Emma’s first instinct is to duck.
But she keeps upright. Keeps talking to Princess like it still matters. Probably bets money without realizing it.
The shark sweeps the room, gaze passing over her without noting her presence.
She's back to small fish.
Emma feels a terrible sense of anticlimax. That’s it?
Is this how it’s going to be from now on?
But she reminds herself it’s for the best.
A few minutes later, the consult is interrupted. Dr. Whitaker yells for a crash cart. The patient is going into cardiac arrhythmia.
Emma has, by now, learned to act without thinking. She grabs the crash cart and wheels it towards the room.
As she drags it next to the bed, she peels the pads from their backing. This is a dance she knows all the steps to. First pad on the upper right chest, below the collarbone. Second pad on the left side of the chest, below the armpit line.
“All clear!” she yells, as everyone steps away from the bed.
She takes a step back herself – and almost collides with a solid chest.
She turns around quickly.
She forgot Dr. Park was in the room. His hands have come up to her shoulders. Touching her, but not quite.
Keeping her away. Pulling her in.
Gray eyes swollen with resentment.
Emma reels back towards the patient. Princess is telling her to resume compressions.
Emma lowers the bed and laces her fingers. Hands on the patient’s chest, she looks up at Dr. Park briefly.
“We’ll call you back in when he’s ready for a consult again, Dr. Park. But we need the room right now.”
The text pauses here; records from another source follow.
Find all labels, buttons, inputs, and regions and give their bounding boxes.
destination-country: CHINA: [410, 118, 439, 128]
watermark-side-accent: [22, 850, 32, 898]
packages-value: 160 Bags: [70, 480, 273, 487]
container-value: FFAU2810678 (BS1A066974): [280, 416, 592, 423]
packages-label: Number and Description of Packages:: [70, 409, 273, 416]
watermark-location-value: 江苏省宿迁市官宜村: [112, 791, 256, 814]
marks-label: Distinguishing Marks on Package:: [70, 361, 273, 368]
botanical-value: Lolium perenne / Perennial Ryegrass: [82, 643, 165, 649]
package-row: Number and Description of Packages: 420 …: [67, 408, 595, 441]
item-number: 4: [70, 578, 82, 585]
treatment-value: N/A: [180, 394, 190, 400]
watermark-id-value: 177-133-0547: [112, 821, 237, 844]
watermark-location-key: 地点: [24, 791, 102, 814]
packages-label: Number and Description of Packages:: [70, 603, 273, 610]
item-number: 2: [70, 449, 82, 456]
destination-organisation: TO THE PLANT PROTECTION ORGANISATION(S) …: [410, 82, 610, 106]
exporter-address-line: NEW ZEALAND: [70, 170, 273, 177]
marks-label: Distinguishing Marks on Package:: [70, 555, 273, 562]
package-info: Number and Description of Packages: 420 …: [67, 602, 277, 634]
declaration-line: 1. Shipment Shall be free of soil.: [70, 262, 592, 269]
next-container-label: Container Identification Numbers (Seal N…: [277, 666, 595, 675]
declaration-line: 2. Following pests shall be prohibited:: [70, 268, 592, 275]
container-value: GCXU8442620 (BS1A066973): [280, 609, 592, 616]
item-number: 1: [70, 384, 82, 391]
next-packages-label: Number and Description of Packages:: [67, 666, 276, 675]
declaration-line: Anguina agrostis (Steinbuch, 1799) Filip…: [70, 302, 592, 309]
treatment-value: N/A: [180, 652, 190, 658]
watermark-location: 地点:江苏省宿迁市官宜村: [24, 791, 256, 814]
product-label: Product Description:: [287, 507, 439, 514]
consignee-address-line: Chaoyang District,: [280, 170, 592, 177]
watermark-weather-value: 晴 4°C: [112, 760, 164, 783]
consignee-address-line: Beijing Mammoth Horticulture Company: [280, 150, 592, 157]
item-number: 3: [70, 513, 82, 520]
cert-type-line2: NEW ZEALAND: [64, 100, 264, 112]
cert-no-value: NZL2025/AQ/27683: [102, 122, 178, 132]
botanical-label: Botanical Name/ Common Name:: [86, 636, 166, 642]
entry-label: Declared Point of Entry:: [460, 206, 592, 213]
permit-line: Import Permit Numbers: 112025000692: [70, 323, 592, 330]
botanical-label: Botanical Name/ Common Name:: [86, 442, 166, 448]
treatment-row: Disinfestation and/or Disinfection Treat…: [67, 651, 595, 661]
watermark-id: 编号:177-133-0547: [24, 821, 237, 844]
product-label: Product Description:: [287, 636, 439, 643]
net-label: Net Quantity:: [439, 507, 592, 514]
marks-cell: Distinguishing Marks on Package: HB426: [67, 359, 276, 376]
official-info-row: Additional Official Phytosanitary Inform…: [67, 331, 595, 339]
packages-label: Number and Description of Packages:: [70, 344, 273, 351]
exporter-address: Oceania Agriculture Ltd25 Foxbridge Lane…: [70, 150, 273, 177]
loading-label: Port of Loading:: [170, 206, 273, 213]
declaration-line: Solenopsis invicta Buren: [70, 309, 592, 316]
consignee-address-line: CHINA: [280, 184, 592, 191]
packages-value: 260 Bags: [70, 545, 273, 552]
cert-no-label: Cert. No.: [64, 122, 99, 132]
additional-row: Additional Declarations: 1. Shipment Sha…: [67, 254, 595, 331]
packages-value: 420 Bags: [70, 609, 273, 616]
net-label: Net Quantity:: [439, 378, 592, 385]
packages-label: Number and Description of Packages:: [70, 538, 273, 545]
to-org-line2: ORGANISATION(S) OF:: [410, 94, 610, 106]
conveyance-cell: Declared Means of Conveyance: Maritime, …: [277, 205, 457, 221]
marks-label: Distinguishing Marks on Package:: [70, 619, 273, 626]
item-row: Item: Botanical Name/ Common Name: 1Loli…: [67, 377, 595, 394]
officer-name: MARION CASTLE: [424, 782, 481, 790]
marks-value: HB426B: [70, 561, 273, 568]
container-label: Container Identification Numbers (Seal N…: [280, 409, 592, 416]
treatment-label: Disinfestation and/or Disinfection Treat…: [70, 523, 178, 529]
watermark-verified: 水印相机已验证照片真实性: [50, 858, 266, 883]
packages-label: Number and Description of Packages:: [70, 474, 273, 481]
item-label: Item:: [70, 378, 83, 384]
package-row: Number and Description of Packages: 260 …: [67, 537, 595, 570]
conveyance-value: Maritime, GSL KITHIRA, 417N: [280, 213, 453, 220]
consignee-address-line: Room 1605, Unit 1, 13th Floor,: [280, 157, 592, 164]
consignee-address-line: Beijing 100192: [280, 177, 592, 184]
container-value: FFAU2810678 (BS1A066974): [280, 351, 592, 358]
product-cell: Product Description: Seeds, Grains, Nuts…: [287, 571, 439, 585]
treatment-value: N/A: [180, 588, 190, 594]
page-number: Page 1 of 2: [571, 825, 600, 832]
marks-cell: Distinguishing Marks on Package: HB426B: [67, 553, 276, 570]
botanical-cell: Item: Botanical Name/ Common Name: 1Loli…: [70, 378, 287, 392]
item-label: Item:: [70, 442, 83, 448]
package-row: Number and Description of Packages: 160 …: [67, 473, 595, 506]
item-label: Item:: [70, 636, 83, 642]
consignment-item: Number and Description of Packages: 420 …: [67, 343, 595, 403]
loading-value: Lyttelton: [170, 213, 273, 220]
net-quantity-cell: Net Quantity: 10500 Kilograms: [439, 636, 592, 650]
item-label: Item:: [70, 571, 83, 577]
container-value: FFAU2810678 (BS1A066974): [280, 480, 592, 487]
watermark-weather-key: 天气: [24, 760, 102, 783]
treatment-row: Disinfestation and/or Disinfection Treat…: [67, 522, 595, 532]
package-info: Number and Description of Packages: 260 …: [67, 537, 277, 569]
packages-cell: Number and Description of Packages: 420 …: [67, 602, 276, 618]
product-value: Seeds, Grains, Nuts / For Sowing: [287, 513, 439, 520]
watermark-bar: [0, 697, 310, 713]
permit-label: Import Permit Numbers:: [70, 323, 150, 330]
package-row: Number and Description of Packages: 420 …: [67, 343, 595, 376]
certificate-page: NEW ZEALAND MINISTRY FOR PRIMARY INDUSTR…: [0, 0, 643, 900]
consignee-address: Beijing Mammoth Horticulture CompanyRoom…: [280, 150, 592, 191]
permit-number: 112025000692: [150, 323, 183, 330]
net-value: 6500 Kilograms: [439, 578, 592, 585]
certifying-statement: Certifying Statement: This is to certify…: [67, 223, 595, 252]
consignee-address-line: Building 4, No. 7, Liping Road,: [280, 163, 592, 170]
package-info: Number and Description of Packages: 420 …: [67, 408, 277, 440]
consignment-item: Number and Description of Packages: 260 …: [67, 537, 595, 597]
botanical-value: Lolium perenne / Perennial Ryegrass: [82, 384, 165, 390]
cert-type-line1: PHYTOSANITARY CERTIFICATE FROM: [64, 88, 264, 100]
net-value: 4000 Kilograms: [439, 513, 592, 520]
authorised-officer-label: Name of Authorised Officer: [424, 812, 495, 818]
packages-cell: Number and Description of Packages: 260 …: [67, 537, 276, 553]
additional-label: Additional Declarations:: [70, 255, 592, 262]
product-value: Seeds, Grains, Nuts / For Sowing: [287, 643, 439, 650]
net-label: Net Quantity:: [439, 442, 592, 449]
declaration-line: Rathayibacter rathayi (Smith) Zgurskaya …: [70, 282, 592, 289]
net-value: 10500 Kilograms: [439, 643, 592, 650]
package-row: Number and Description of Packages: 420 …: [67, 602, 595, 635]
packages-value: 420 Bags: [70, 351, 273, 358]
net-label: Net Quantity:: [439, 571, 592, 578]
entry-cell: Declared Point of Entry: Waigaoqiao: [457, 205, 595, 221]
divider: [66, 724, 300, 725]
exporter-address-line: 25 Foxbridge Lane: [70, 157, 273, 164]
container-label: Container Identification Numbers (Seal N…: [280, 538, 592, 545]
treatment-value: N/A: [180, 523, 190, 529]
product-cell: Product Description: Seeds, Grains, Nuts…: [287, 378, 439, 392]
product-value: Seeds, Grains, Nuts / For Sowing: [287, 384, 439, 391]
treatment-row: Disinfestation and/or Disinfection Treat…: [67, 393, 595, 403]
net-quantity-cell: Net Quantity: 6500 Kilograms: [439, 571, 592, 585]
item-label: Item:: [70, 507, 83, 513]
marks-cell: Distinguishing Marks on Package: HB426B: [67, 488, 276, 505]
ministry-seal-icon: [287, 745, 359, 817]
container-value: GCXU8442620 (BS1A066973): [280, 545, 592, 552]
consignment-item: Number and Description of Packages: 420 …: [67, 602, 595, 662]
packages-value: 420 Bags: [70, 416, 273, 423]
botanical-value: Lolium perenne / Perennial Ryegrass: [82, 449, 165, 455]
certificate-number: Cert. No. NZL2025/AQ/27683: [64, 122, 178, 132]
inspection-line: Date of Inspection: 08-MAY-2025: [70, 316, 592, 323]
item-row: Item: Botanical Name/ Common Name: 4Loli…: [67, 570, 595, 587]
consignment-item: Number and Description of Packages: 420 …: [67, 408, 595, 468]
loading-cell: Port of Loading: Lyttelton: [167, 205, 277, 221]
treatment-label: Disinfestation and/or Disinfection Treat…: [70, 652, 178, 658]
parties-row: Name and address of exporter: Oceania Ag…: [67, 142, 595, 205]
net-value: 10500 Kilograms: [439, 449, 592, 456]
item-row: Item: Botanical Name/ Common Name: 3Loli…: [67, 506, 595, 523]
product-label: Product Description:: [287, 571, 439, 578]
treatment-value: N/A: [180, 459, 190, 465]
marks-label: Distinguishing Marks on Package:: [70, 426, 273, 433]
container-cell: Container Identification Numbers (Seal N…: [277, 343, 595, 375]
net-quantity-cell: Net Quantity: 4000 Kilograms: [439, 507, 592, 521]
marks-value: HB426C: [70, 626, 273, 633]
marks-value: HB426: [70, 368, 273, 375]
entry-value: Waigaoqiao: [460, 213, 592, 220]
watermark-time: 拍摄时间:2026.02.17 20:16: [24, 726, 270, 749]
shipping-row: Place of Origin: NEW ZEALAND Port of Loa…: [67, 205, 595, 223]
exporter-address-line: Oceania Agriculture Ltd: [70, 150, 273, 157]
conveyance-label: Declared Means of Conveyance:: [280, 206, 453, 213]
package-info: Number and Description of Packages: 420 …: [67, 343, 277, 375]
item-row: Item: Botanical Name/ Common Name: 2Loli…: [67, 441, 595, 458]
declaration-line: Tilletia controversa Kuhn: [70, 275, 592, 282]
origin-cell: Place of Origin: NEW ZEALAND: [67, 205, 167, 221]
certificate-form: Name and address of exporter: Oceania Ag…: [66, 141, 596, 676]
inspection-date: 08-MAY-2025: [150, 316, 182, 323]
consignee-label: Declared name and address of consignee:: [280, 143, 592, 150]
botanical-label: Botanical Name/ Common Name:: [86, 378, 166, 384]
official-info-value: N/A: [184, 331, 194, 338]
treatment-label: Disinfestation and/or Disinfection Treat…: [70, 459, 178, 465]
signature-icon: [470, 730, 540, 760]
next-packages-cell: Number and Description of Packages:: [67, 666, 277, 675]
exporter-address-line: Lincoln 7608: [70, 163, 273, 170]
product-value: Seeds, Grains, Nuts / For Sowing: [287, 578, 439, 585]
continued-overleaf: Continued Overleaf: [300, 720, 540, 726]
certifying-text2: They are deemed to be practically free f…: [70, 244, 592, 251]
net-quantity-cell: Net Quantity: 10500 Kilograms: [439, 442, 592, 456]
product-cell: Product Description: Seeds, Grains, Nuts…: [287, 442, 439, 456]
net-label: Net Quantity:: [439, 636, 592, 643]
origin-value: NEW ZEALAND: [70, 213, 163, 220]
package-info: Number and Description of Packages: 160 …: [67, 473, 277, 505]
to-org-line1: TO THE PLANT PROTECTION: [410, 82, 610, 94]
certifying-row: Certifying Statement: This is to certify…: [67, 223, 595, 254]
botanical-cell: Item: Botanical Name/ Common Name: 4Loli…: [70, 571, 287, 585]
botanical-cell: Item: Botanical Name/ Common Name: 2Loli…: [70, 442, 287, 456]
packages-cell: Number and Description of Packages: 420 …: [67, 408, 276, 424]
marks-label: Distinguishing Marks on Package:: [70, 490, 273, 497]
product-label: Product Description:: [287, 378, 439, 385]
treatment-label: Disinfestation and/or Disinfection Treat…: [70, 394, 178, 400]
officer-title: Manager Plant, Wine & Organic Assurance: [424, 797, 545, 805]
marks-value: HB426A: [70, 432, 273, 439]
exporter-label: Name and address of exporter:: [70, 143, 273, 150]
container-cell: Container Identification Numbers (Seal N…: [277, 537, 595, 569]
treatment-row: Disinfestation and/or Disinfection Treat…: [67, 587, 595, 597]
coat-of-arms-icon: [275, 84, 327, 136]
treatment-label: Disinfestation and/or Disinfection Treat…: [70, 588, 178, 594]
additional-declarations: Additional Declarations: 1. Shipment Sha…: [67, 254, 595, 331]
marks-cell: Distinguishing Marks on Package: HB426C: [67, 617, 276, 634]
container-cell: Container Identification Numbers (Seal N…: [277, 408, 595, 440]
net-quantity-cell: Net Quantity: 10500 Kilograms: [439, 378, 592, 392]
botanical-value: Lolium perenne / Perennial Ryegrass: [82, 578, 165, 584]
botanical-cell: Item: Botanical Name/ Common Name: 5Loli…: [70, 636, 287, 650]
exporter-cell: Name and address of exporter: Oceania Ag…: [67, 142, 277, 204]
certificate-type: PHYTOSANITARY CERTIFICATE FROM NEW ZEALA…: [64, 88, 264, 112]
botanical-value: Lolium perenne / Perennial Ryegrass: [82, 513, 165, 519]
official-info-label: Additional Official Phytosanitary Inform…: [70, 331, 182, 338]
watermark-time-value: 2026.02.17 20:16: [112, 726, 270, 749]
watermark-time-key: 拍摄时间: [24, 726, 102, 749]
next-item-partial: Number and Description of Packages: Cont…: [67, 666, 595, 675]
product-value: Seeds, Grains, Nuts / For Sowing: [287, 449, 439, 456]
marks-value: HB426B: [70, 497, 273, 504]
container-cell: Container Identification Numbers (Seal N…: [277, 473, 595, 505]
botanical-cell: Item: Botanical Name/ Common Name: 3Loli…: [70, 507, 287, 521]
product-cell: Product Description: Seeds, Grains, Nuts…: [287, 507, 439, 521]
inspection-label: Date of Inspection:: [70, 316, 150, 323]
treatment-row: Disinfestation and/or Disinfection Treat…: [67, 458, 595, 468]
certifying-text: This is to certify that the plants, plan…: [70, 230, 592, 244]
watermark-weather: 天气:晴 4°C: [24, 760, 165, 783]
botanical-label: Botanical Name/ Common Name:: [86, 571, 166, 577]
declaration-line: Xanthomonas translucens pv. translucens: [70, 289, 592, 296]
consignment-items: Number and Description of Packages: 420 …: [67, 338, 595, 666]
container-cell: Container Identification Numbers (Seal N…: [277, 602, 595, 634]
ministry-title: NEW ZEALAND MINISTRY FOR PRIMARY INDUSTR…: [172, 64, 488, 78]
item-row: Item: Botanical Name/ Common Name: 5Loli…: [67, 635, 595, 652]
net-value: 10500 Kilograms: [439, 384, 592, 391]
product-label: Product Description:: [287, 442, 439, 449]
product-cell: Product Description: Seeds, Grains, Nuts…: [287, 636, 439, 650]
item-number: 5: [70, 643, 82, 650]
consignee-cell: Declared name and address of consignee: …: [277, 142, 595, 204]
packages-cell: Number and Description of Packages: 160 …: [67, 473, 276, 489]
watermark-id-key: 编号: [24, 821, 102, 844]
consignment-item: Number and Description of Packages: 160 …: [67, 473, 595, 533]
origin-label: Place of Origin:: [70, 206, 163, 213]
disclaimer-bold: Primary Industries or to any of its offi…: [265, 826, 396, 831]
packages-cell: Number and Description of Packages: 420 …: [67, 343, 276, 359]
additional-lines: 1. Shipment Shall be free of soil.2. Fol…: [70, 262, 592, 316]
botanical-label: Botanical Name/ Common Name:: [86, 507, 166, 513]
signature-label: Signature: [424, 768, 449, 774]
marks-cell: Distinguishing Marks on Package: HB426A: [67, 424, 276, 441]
And before she turns her attention back to the task at hand, she catches the astonished look on Park’s face. Lips parted and pale. Eyes flashing, almost livid.
She has never spoken to him this way.
Never told him what to do.
But maybe he should have foreseen it. After all, their acquaintance had started with her getting him to give her his personal phone in under a minute.
It's only that - he has never not been the one issuing commands.
First, she leaves his OR. Then, she tells him to leave the ER too.
He is unresponsive for a moment. A shark turned upside down. Tonic immobility.
Then – with a glare that would have probably reduced her to ash on her first day – he sweeps out of the room.
That last look seems to promise pain.
Emma swallows thickly, pressing her hands against the patient’s chest.
She feels like she’s being asphyxiated again. His hands round her neck. Applying just the right amount of pressure to keep her alive. To keep her going.
Emma grins madly, like a true masochist, picturing his retribution.